Obwohl die Sonne ihren höchsten Stand erreicht hatte, ragte sie nur handbreit über den Horizont. In wenigen Stunden würde sie wieder hinter den Bergen verschwinden, um der schrecklich langen Polarnacht Platz zu machen.
Jetzt aber ließen lange Schatten die kleinsten Erhebungen zur gewaltigsten Wichtigkeit heranwachsen. Im Sonnenlee der Berge herrschte dagegen tiefste Dunkelheit.
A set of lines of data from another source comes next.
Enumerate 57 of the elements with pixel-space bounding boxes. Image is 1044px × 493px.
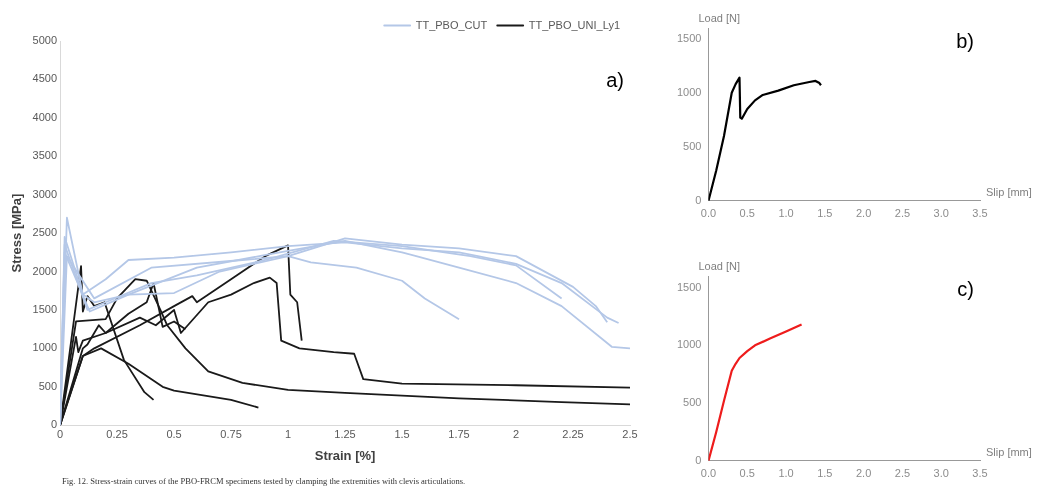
- x-tick-label: 1.5: [394, 427, 410, 440]
- y-tick-label: 4000: [32, 110, 58, 123]
- chart-title: c): [957, 277, 974, 300]
- x-tick-label: 3.0: [933, 467, 949, 480]
- text: a): [606, 68, 624, 91]
- y-tick-label: 500: [683, 396, 702, 409]
- x-tick-label: 0.0: [700, 467, 717, 480]
- y-tick-label: 3000: [32, 187, 58, 200]
- y-tick-label: 4500: [32, 72, 58, 85]
- y-tick-label: 1500: [676, 280, 702, 293]
- x-tick-label: 2.25: [562, 427, 584, 440]
- y-tick-label: 500: [683, 139, 702, 152]
- y-tick-label: 500: [38, 379, 58, 392]
- y-tick-label: 0: [695, 453, 702, 466]
- x-axis-title: Strain [%]: [314, 447, 376, 463]
- y-tick-label: 1500: [32, 302, 58, 315]
- x-tick-label: 1.75: [448, 427, 470, 440]
- x-tick-label: 3.0: [933, 207, 949, 220]
- legend-label: TT_PBO_UNI_Ly1: [528, 18, 620, 31]
- y-tick-label: 1500: [676, 31, 702, 44]
- x-tick-label: 2.5: [894, 467, 911, 480]
- y-tick-label: 1000: [676, 85, 702, 98]
- x-tick-label: 0.25: [106, 427, 128, 440]
- y-tick-label: 2000: [32, 264, 58, 277]
- y-tick-label: 1000: [32, 341, 58, 354]
- x-tick-label: 1.5: [817, 207, 833, 220]
- x-axis-title: Slip [mm]: [986, 445, 1032, 458]
- chart-title: b): [956, 29, 974, 52]
- y-axis-title: Stress [MPa]: [9, 193, 25, 273]
- y-tick-label: 5000: [32, 34, 58, 47]
- x-tick-label: 1.0: [778, 467, 794, 480]
- x-tick-label: 3.5: [972, 467, 988, 480]
- y-tick-label: 0: [695, 193, 702, 206]
- x-tick-label: 0.5: [739, 207, 755, 220]
- caption: Fig. 12. Stress-strain curves of the PBO-FRCM specimens tested by clamping the extremities with clevis articulations.: [62, 476, 466, 486]
- y-tick-label: 2500: [32, 226, 58, 239]
- y-tick-label: 3500: [32, 149, 58, 162]
- x-tick-label: 1: [284, 427, 292, 440]
- x-tick-label: 0.5: [166, 427, 182, 440]
- x-tick-label: 2.0: [855, 207, 872, 220]
- x-tick-label: 1.0: [778, 207, 794, 220]
- x-tick-label: 1.5: [817, 467, 833, 480]
- y-axis-title: Load [N]: [698, 11, 741, 24]
- x-tick-label: 1.25: [334, 427, 356, 440]
- x-tick-label: 0.75: [220, 427, 242, 440]
- y-axis-title: Load [N]: [698, 259, 741, 272]
- x-tick-label: 0.5: [739, 467, 755, 480]
- y-tick-label: 0: [50, 418, 58, 431]
- y-tick-label: 1000: [676, 338, 702, 351]
- legend-label: TT_PBO_CUT: [415, 18, 488, 31]
- x-tick-label: 2.5: [622, 427, 638, 440]
- x-tick-label: 2: [512, 427, 520, 440]
- x-tick-label: 2.5: [894, 207, 911, 220]
- x-tick-label: 2.0: [855, 467, 872, 480]
- x-tick-label: 3.5: [972, 207, 988, 220]
- x-axis-title: Slip [mm]: [986, 185, 1032, 198]
- x-tick-label: 0.0: [700, 207, 717, 220]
Wo die Sonnenstrahlen die unberührte Schneedecke trafen, funkelte und glitzerte ein Meer von Pailletten. Ecken, Kannten, Spitzen, nichts von alledem war zu sehen, der Schnee hatte alles mit einem dicken Schleier verdeckt.
Die Harmonie der Konturen wurde aber mit dem Verlust von Farbe erkauft. Der Winter ist farblos, farblos wie der Tot und wie im Tod die endlose Stille herrscht, so ist die Stille auch Wegbegleiter des Winters.
Im scheinbaren Tod dem Frühjahr harrend, hatte sich die Natur dem Gegner gebeugt. Doch das Leben war gegenwärtig und trotzte dem allen mit eisernem Willen.

Der Mensch atmete schwer und sein Keuchen zerriß die Stille. Die Spur seiner Skier fraß sich in die angefrorene Schneedecke und sein buntes Schneehemd kämpfte gegen die erdrückende Farblosigkeit.
Seit vier Wochen war er nun unterwegs, seit vier Wochen die immer gleichen monotonen Bewegungen, die gleichen Geräusche, Eis, Schnee, endlose Flächen, vereiste Pässe, heimtückische Gletscher. Drei Schneestürme hatte er hinter sich. Der letzte dauerte zwei Tage und zwei Nächte und da spürte er sie das erste Mal.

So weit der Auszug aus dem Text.